/Expert-Prior-RL

(TNNLS) Imitative Expert Prior-Guided Reinforcement Learning https://mczhi.github.io/Expert-Prior-RL/

Primary LanguagePythonMIT LicenseMIT

Expert-Prior-RL

This repo is the implementation of Imitative Expert Prior-Guided Reinforcement Learning, from the following paper:

Efficient Deep Reinforcement Learning with Imitative Expert Priors for Autonomous Driving
Zhiyu Huang, Jingda Wu, Chen Lv
AutoMan Research Lab, Nanyang Technological University
[Paper] [arXiv] [Project Website]

Getting started

  1. Install the SMARTS simulator (only working with version 0.4.x). Follow the instructions of the official repo.

  2. Install tensorflow-probability, cpprb, and seaborn

pip install tensorflow-probability==0.10.1 cpprb seaborn==0.11.0
  1. Start Envision and run expert_recoding.py to demonstrate how to drive (🠉 speed up, 🠋 slow down, 🠈 turn left, 🠊 turn right), and you need to specify the scenario to run. The available scenarios are left_turn and roundabout. You can optionally specify how many samples you would like to collect.
scl run --envision expert_recording.py left_turn --samples 40
  1. Run imitation_learning_uncertainty.py to learn the imitative expert policies. You need to specify the file path to the recorded expert trajectories. You can optionally specify how many samples you would like to use to train the expert policies.
python imitation_learning_uncertainty.py expert_data/left_turn --samples 40
  1. Run train.py to train the RL agent. You need to specify the algorithm and scenario to run, and also the file path to the pre-trained imitative models if you are using the expert prior-guided algorithms. The available algorithms are sac, value_penalty, policy_constraint, ppo, gail.

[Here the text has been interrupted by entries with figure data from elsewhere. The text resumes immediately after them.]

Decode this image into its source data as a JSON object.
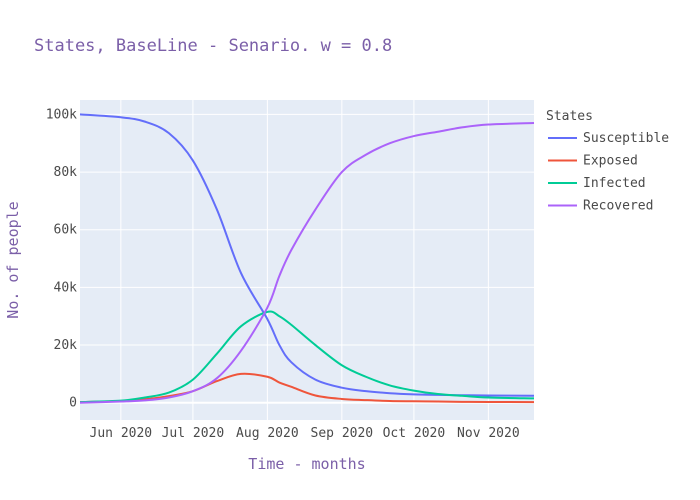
{
  "chart_data": {
    "type": "line",
    "title": "States, BaseLine - Senario. w = 0.8",
    "xlabel": "Time - months",
    "ylabel": "No. of people",
    "legend_title": "States",
    "legend_position": "right",
    "grid": true,
    "x_tick_labels": [
      "Jun 2020",
      "Jul 2020",
      "Aug 2020",
      "Sep 2020",
      "Oct 2020",
      "Nov 2020"
    ],
    "x_ticks": [
      "2020-06-01",
      "2020-07-01",
      "2020-08-01",
      "2020-09-01",
      "2020-10-01",
      "2020-11-01"
    ],
    "xlim": [
      "2020-05-15",
      "2020-11-20"
    ],
    "y_tick_labels": [
      "0",
      "20k",
      "40k",
      "60k",
      "80k",
      "100k"
    ],
    "y_ticks": [
      0,
      20000,
      40000,
      60000,
      80000,
      100000
    ],
    "ylim": [
      -6000,
      105000
    ],
    "x": [
      "2020-05-15",
      "2020-06-01",
      "2020-06-11",
      "2020-06-21",
      "2020-07-01",
      "2020-07-11",
      "2020-07-21",
      "2020-08-01",
      "2020-08-06",
      "2020-08-11",
      "2020-08-21",
      "2020-09-01",
      "2020-09-11",
      "2020-09-21",
      "2020-10-01",
      "2020-10-11",
      "2020-10-21",
      "2020-11-01",
      "2020-11-20"
    ],
    "series": [
      {
        "name": "Susceptible",
        "color": "#636efa",
        "values": [
          100000,
          99000,
          97500,
          93500,
          84000,
          67000,
          45000,
          29000,
          20000,
          14000,
          8000,
          5200,
          4000,
          3300,
          2900,
          2700,
          2600,
          2500,
          2400
        ]
      },
      {
        "name": "Exposed",
        "color": "#ef553b",
        "values": [
          200,
          600,
          1200,
          2300,
          4000,
          7500,
          10000,
          9000,
          7000,
          5500,
          2500,
          1300,
          900,
          600,
          500,
          400,
          300,
          250,
          200
        ]
      },
      {
        "name": "Infected",
        "color": "#00cc96",
        "values": [
          200,
          700,
          1800,
          3500,
          8000,
          17000,
          26500,
          31500,
          30000,
          27000,
          20000,
          13000,
          9000,
          6000,
          4200,
          3000,
          2400,
          1800,
          1500
        ]
      },
      {
        "name": "Recovered",
        "color": "#ab63fa",
        "values": [
          0,
          400,
          800,
          1800,
          4000,
          8500,
          18000,
          33000,
          44000,
          53000,
          67000,
          80000,
          86000,
          90000,
          92500,
          94000,
          95500,
          96500,
          97000
        ]
      }
    ]
  }
}
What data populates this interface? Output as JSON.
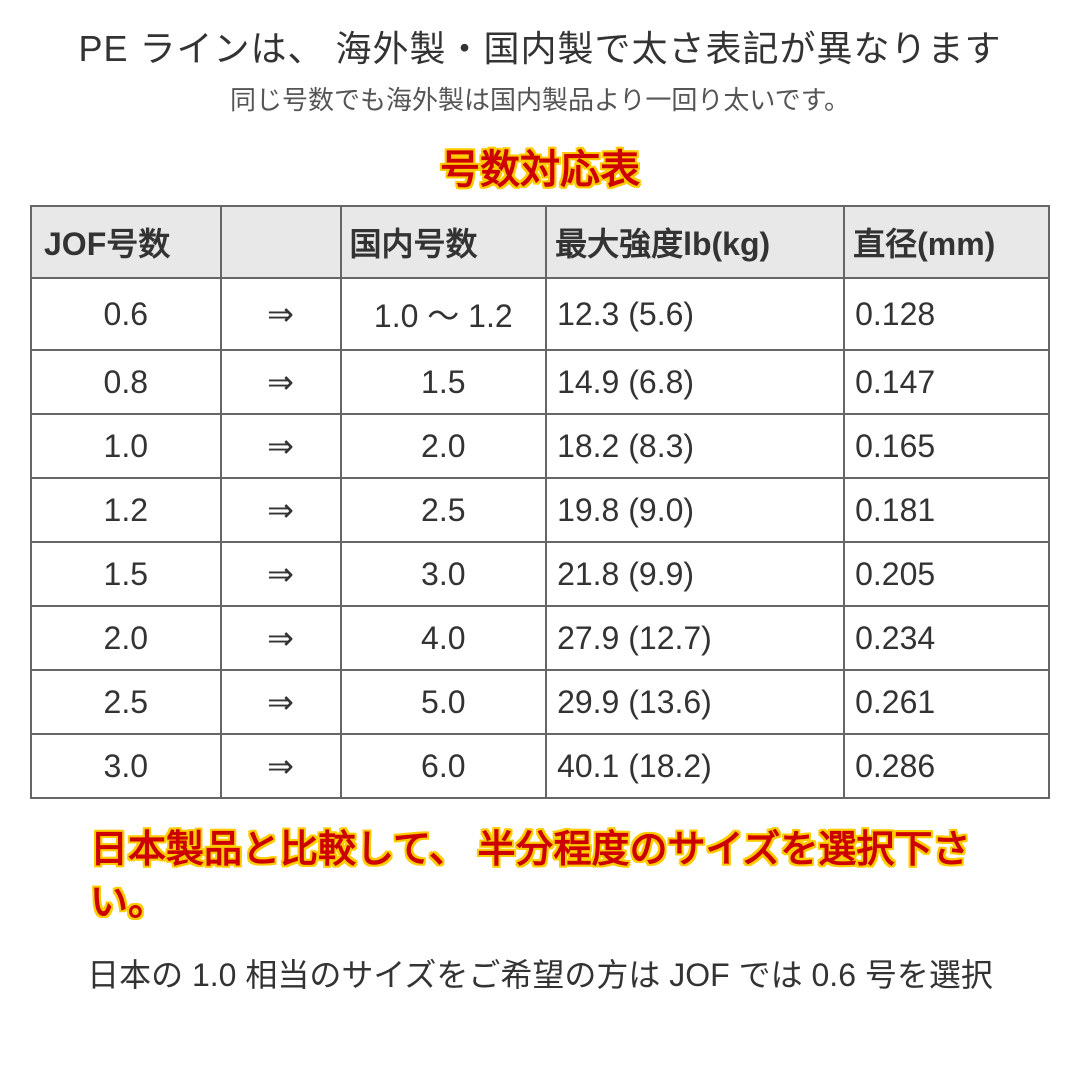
{
  "header": {
    "title": "PE ラインは、 海外製・国内製で太さ表記が異なります",
    "subtitle": "同じ号数でも海外製は国内製品より一回り太いです。",
    "table_title": "号数対応表"
  },
  "table": {
    "columns": [
      "JOF号数",
      "",
      "国内号数",
      "最大強度lb(kg)",
      "直径(mm)"
    ],
    "arrow": "⇒",
    "rows": [
      {
        "jof": "0.6",
        "domestic": "1.0 ～ 1.2",
        "strength": "12.3 (5.6)",
        "diameter": "0.128"
      },
      {
        "jof": "0.8",
        "domestic": "1.5",
        "strength": "14.9 (6.8)",
        "diameter": "0.147"
      },
      {
        "jof": "1.0",
        "domestic": "2.0",
        "strength": "18.2 (8.3)",
        "diameter": "0.165"
      },
      {
        "jof": "1.2",
        "domestic": "2.5",
        "strength": "19.8 (9.0)",
        "diameter": "0.181"
      },
      {
        "jof": "1.5",
        "domestic": "3.0",
        "strength": "21.8 (9.9)",
        "diameter": "0.205"
      },
      {
        "jof": "2.0",
        "domestic": "4.0",
        "strength": "27.9 (12.7)",
        "diameter": "0.234"
      },
      {
        "jof": "2.5",
        "domestic": "5.0",
        "strength": "29.9 (13.6)",
        "diameter": "0.261"
      },
      {
        "jof": "3.0",
        "domestic": "6.0",
        "strength": "40.1 (18.2)",
        "diameter": "0.286"
      }
    ],
    "header_bg": "#e8e8e8",
    "border_color": "#666666",
    "text_color": "#333333",
    "cell_fontsize": 32
  },
  "notes": {
    "highlight": "日本製品と比較して、 半分程度のサイズを選択下さい。",
    "bottom": "日本の 1.0 相当のサイズをご希望の方は JOF では 0.6 号を選択"
  },
  "colors": {
    "highlight_text": "#cc0000",
    "highlight_outline": "#ffcc00",
    "body_text": "#333333",
    "subtitle_text": "#555555",
    "background": "#ffffff"
  }
}
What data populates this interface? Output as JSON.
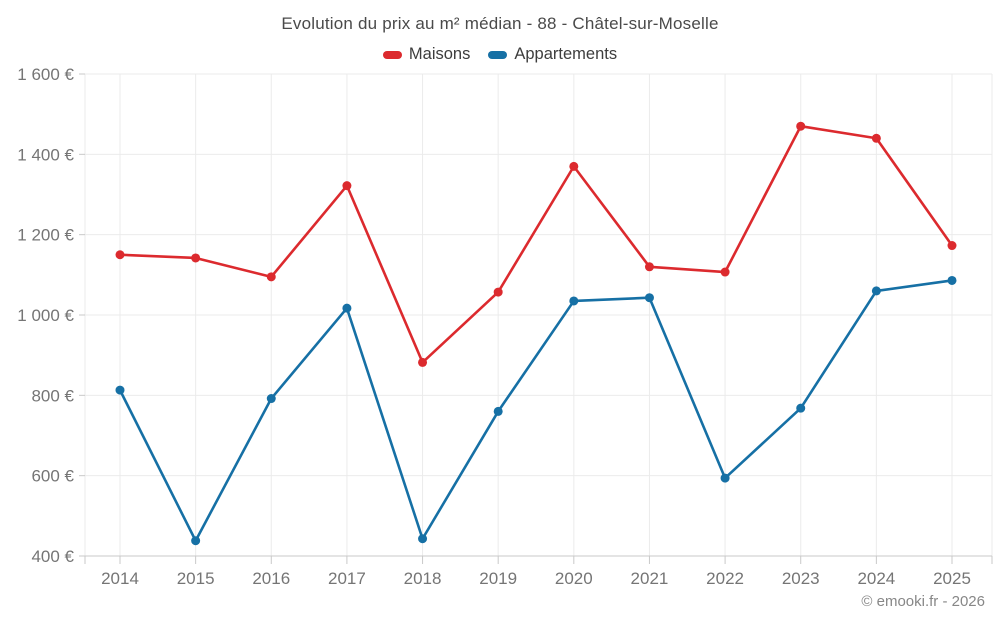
{
  "title": "Evolution du prix au m² médian - 88 - Châtel-sur-Moselle",
  "legend": [
    {
      "label": "Maisons",
      "color": "#dc2a2e"
    },
    {
      "label": "Appartements",
      "color": "#1670a5"
    }
  ],
  "footer": "© emooki.fr - 2026",
  "chart_data": {
    "type": "line",
    "title": "Evolution du prix au m² médian - 88 - Châtel-sur-Moselle",
    "categories": [
      "2014",
      "2015",
      "2016",
      "2017",
      "2018",
      "2019",
      "2020",
      "2021",
      "2022",
      "2023",
      "2024",
      "2025"
    ],
    "series": [
      {
        "name": "Maisons",
        "color": "#dc2a2e",
        "values": [
          1150,
          1142,
          1095,
          1322,
          882,
          1057,
          1370,
          1120,
          1107,
          1470,
          1440,
          1173
        ]
      },
      {
        "name": "Appartements",
        "color": "#1670a5",
        "values": [
          813,
          438,
          792,
          1017,
          443,
          760,
          1035,
          1043,
          594,
          768,
          1060,
          1086
        ]
      }
    ],
    "xlabel": "",
    "ylabel": "",
    "ylim": [
      400,
      1600
    ],
    "ytick_step": 200,
    "ytick_labels": [
      "400 €",
      "600 €",
      "800 €",
      "1 000 €",
      "1 200 €",
      "1 400 €",
      "1 600 €"
    ],
    "grid": true,
    "legend_position": "top",
    "colors": {
      "gridline": "#ebebeb",
      "axis": "#c9c9c9",
      "tick": "#c9c9c9",
      "tick_label": "#757575"
    }
  }
}
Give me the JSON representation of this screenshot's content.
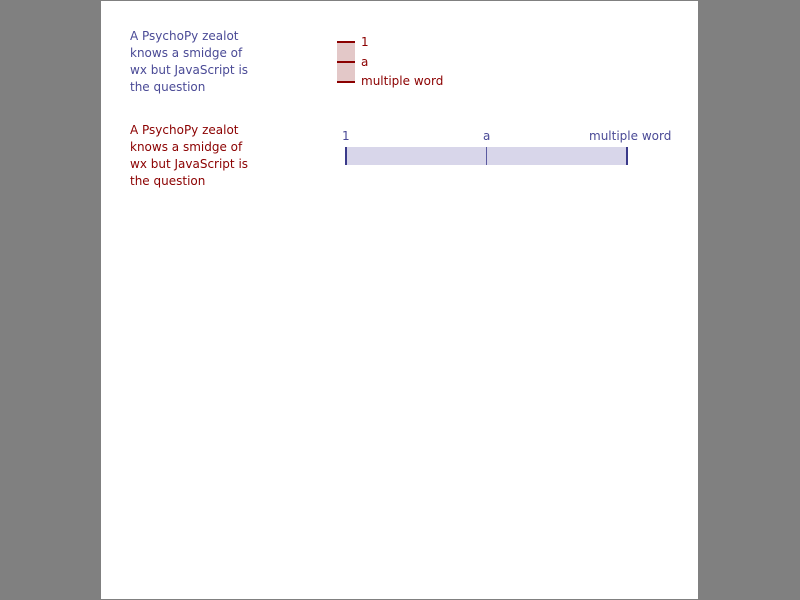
{
  "background_color": "#808080",
  "page_color": "#ffffff",
  "rating_vertical": {
    "prompt": "A PsychoPy zealot\nknows a smidge of\nwx but JavaScript is\nthe question",
    "labels": [
      "1",
      "a",
      "multiple word"
    ],
    "color": "#8b0000",
    "prompt_color": "#4a4a96"
  },
  "rating_horizontal": {
    "prompt": "A PsychoPy zealot\nknows a smidge of\nwx but JavaScript is\nthe question",
    "labels": [
      "1",
      "a",
      "multiple word"
    ],
    "color": "#4a4a96",
    "prompt_color": "#8b0000"
  }
}
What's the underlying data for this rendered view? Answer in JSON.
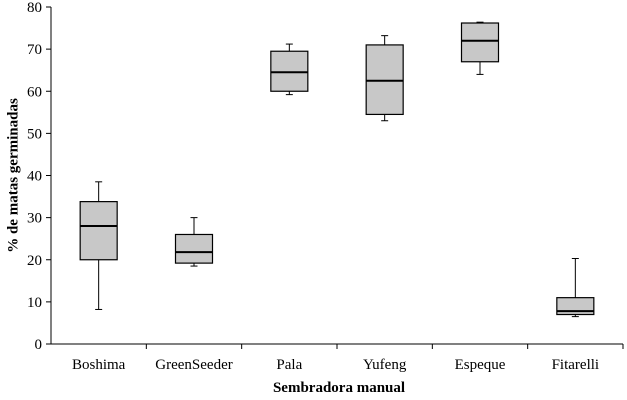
{
  "chart_data": {
    "type": "boxplot",
    "xlabel": "Sembradora manual",
    "ylabel": "% de matas germinadas",
    "ylim": [
      0,
      80
    ],
    "yticks": [
      0,
      10,
      20,
      30,
      40,
      50,
      60,
      70,
      80
    ],
    "grid": false,
    "colors": {
      "box_fill": "#c8c8c8",
      "stroke": "#000000"
    },
    "categories": [
      "Boshima",
      "GreenSeeder",
      "Pala",
      "Yufeng",
      "Espeque",
      "Fitarelli"
    ],
    "boxes": [
      {
        "min": 8.2,
        "q1": 20.0,
        "median": 28.0,
        "q3": 33.8,
        "max": 38.5
      },
      {
        "min": 18.5,
        "q1": 19.2,
        "median": 21.8,
        "q3": 26.0,
        "max": 30.0
      },
      {
        "min": 59.2,
        "q1": 60.0,
        "median": 64.5,
        "q3": 69.5,
        "max": 71.2
      },
      {
        "min": 53.0,
        "q1": 54.5,
        "median": 62.5,
        "q3": 71.0,
        "max": 73.2
      },
      {
        "min": 64.0,
        "q1": 67.0,
        "median": 72.0,
        "q3": 76.2,
        "max": 76.4
      },
      {
        "min": 6.5,
        "q1": 7.0,
        "median": 7.8,
        "q3": 11.0,
        "max": 20.3
      }
    ]
  }
}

If you are using GAIL, the prior should be the path to your demonstration trajectories.
python train.py value_penalty left_turn --prior expert_model/left_turn 
  1. Run plot_train.py to visualize the training results. You need to specify the algorithm and scenario that you have trained with, as well as the metric you want to see (success or reward).
python plot_train.py value_penalty left_turn success
  1. Run test.py to test the trained policy in the testing situations, along with Envision to visualize the testing process at the same time. You need to specify the algorithm and scenario, and the file path to your trained model.
scl run --envision test.py value_penalty left_turn train_results/left_turn/value_penalty/Model/Model_X.h5
  1. Run plot_test.py to plot the vehicle dynamics states. You need to specify the path to the test log file.
python plot_test.py test_results/left_turn/value_penalty/test_log.csv

Reference

If you find this repo to be useful in your research, please consider citing our work

@article{huang2022efficient,
  title={Efficient Deep Reinforcement Learning with Imitative Expert Priors for Autonomous Driving},
  author={Huang, Zhiyu and Wu, Jingda and Lv, Chen},
  journal={IEEE Transactions on Neural Networks and Learning Systems},
  year={2022}
}

Acknowledgement

Much of this codebase is based on tf2rl.